Accountable care organizations (ACOs), which were authorized as part of the Affordable Care Act, are networks of doctors and hospitals that commit to meeting all healthcare needs of a patient group. ACOs receive a payment for each patient based on the complexity of the patient’s medical needs, regardless of the actual cost of care. While ACOs are designed to deliver coordinated, high-quality care by integrating all services into a single health system, the study’s findings suggest ACOs, as currently structured, are not achieving their goals with regards to mental healthcare.
To conduct their study, researchers used de-identified data from the Medicare Current Beneficiary Survey to find Medicare recipients with diagnosed and undiagnosed depression and anxiety and who switched to an ACO between 2016 and 2019. Based on a review of 2500 patient-years of data, the researchers found that among patients not initially enrolled in an ACO, those who switched to one were no more likely to get mental health treatment and saw no improvements in their symptoms after 1 year compared to those in regular Medicare.

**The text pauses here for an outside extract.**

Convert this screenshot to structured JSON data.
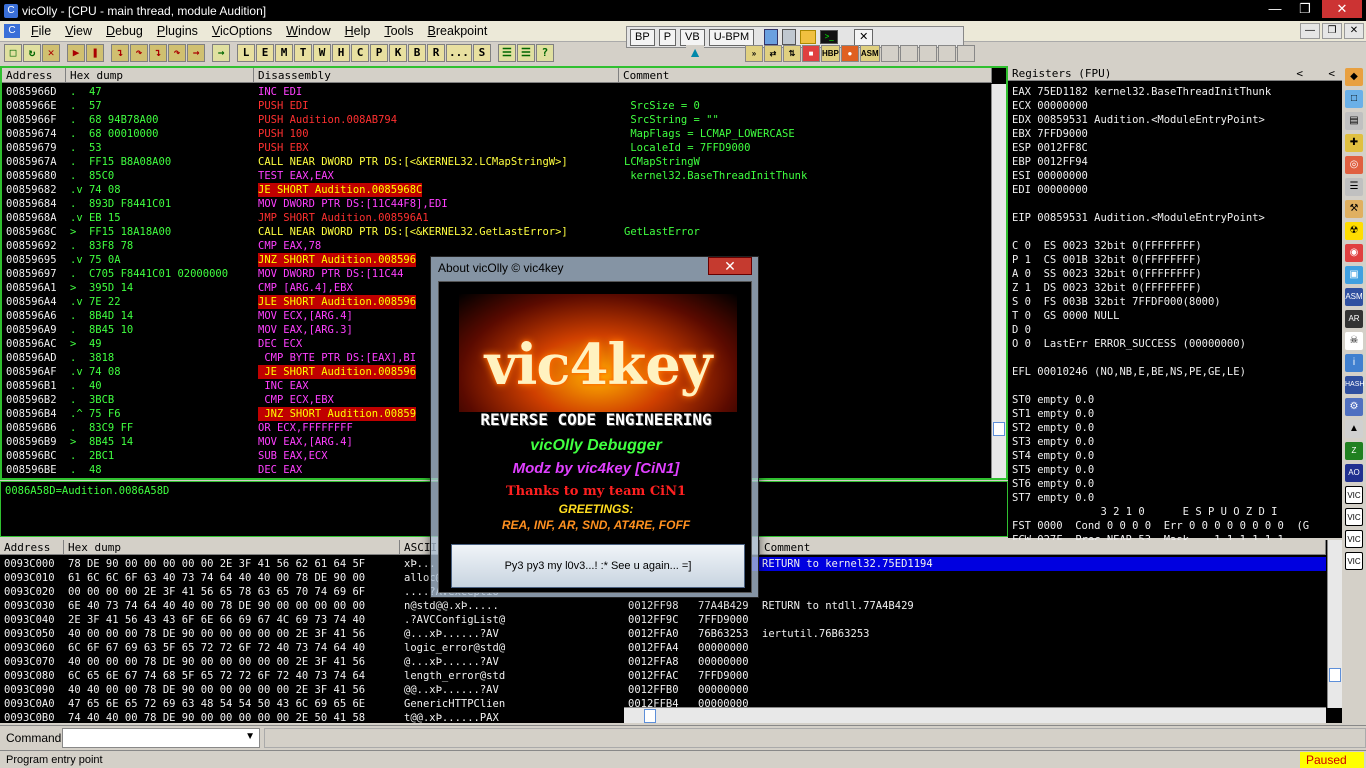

Dr Johnston pointed to ACOs’ incentive structure for doctors and hospitals as a possible reason for the results produced. Anxiety and some forms of depression, for example, are not currently in Medicare risk adjustment models, he noted.
“Medicare risk adjustment models, which ultimately determine payment to accountable care organizations, tend to under predict costs for people with depression and anxiety, so there’s not as much incentive and resources for treating those conditions,” Dr Johnston said. “We need to have more incentives and accompanying financial resources directed toward caring for people with mental health conditions.”